I, Michael Bennett (Michael Bennett 5)
I knew I had to be strong, but memories of the death of Maeve, my late wife, flooded back. Still, to this day, I had nightmares about hospitals and waiting rooms. In addition to being ripped up, I was angry. This wasn’t fair. Our family had had enough pain. Why couldn’t this bullshit happen to someone else? Anyone else but us.
“Oh, they look pale, Mary Catherine. Look at them. Especially Eddie.”
She grabbed my hand.
“They’re going to be okay, Mike,” she said. “The doctor said so.”
“I don’t know. Look at them. Doctors lie all the time. Look at them.”
I teared up then, and when Mary Catherine saw it, she did the same. I don’t know how long we stood there like that, holding hands, while the boys slept.
I called Seamus at the lake house maybe an hour later.
“They’re going to be okay?” Seamus said. “But they were shot!”
“In the right places,” I assured him. “No organs or bones were hit. At least that’s what the doctor said.”
“Don’t listen to these quacks up here in Hicktown, Michael,” Seamus said angrily. “You need to figure out what’s really going on.”
My patience was wearing thin, but I knew the old man, like me, was just sick with worry.
“Seamus, what do you want me to do? Interrogate the hospital staff?”
“That would be a fine start,” he said. “And on that note, what did the police say? Who shot them? And how did they end up in Newburgh, miles from the lake house?”
When I looked up, a thin, middle-aged black man wearing a Newburgh PD jacket was standing in the hallway.
“I’m about to find out, Seamus. I’ll call you back.”
“Mr. Bennett, I’m Detective Moss,” the friendly cop said as he shook my hand. My first impression was that he looked and even sounded a little like the old Yankees player Willie Randolph. “So sorry about your kids. Someone told me you guys are up at Orange Lake on vacation. Is that right?”
I showed him my gold NYPD detective shield.
“I thought I was on vacation, Detective, but it seems like I’m back at work after all,” I said.
“Oh, wow. A cop. That’s just terrible. I have two girls your sons’ age myself. Please call me Bill. You must be going through hell, Mike. Can you walk me through what happened?”
“I was about to ask you the same question, Bill,” I said.

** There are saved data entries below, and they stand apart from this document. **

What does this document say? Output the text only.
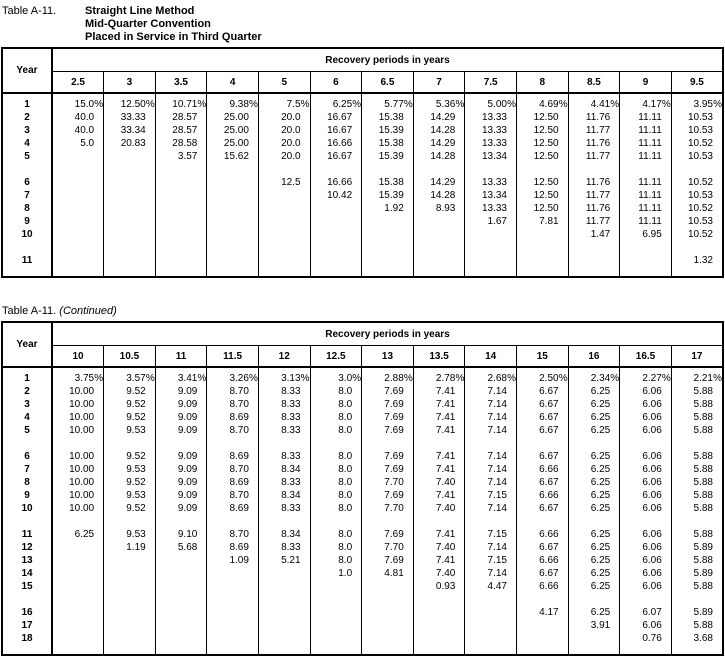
Table A-11.	Straight Line Method
Mid-Quarter Convention
Placed in Service in Third Quarter
Year	Recovery periods in years												
	2.5	3	3.5	4	5	6	6.5	7	7.5	8	8.5	9	9.5

1	15.0%	12.50%	10.71%	9.38%	7.5%	6.25%	5.77%	5.36%	5.00%	4.69%	4.41%	4.17%	3.95%
2	40.0	33.33	28.57	25.00	20.0	16.67	15.38	14.29	13.33	12.50	11.76	11.11	10.53
3	40.0	33.34	28.57	25.00	20.0	16.67	15.39	14.28	13.33	12.50	11.77	11.11	10.53
4	5.0	20.83	28.58	25.00	20.0	16.66	15.38	14.29	13.33	12.50	11.76	11.11	10.52
5			3.57	15.62	20.0	16.67	15.39	14.28	13.34	12.50	11.77	11.11	10.53

6					12.5	16.66	15.38	14.29	13.33	12.50	11.76	11.11	10.52
7						10.42	15.39	14.28	13.34	12.50	11.77	11.11	10.53
8							1.92	8.93	13.33	12.50	11.76	11.11	10.52
9									1.67	7.81	11.77	11.11	10.53
10											1.47	6.95	10.52

11													1.32

Table A-11. (Continued)
Year	Recovery periods in years												
	10	10.5	11	11.5	12	12.5	13	13.5	14	15	16	16.5	17

1	3.75%	3.57%	3.41%	3.26%	3.13%	3.0%	2.88%	2.78%	2.68%	2.50%	2.34%	2.27%	2.21%
2	10.00	9.52	9.09	8.70	8.33	8.0	7.69	7.41	7.14	6.67	6.25	6.06	5.88
3	10.00	9.52	9.09	8.70	8.33	8.0	7.69	7.41	7.14	6.67	6.25	6.06	5.88
4	10.00	9.52	9.09	8.69	8.33	8.0	7.69	7.41	7.14	6.67	6.25	6.06	5.88
5	10.00	9.53	9.09	8.70	8.33	8.0	7.69	7.41	7.14	6.67	6.25	6.06	5.88

6	10.00	9.52	9.09	8.69	8.33	8.0	7.69	7.41	7.14	6.67	6.25	6.06	5.88
7	10.00	9.53	9.09	8.70	8.34	8.0	7.69	7.41	7.14	6.66	6.25	6.06	5.88
8	10.00	9.52	9.09	8.69	8.33	8.0	7.70	7.40	7.14	6.67	6.25	6.06	5.88
9	10.00	9.53	9.09	8.70	8.34	8.0	7.69	7.41	7.15	6.66	6.25	6.06	5.88
10	10.00	9.52	9.09	8.69	8.33	8.0	7.70	7.40	7.14	6.67	6.25	6.06	5.88

11	6.25	9.53	9.10	8.70	8.34	8.0	7.69	7.41	7.15	6.66	6.25	6.06	5.88
12		1.19	5.68	8.69	8.33	8.0	7.70	7.40	7.14	6.67	6.25	6.06	5.89
13				1.09	5.21	8.0	7.69	7.41	7.15	6.66	6.25	6.06	5.88
14						1.0	4.81	7.40	7.14	6.67	6.25	6.06	5.89
15								0.93	4.47	6.66	6.25	6.06	5.88

16										4.17	6.25	6.07	5.89
17											3.91	6.06	5.88
18												0.76	3.68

Moss twirled the pen in his fingers as he took out his notes.
“Around six this evening, we received a call of shots fired on Lander Street,” he said. “That’s actually not a rare occurrence. We get so many shootings there that the locals call it Blood Alley. After the shots-fired call, some nine-one-one calls came in about someone shot on the sidewalk. Our guys got there a minute before the EMTs. Both your boys were down on the sidewalk, bleeding.”
I shook my head in terrified disbelief. One second, my kids are splashing in the lake, the next, they’re shot down in the middle of some dangerous ’hood. How could that happen?
“It’s a drug area, I take it?” I said after another stunned moment.
“Yep. Crack and powder coke and heroin. Gangs run it. Lander is run by the Bloods.”
“The Bloods?” I said. “Like the L.A. Bloods gang?”
“One and the same,” DT Moss said with a nod. “The Bloods run the west side. We also have a heavy contingent of the Latin Kings gang to the east. They’re at war with each other right now.”
“A gang drug war? I vacation up here at my lake house every once in a while, but I had no idea. It’s that bad?”
Moss rubbed at his mustache as he nodded.
“Outside of New York City, Newburgh has the highest murder rate per capita in New York State. They’re starting to call us the Sixth Borough and the Little Apple, thanks to the heavyweight big-city crime stats. Too bad we don’t have thirty thousand cops to keep a lid on it. Anyway, can you think of any reason why your kids were there? I don’t even want to ask, but do either of them use drugs?”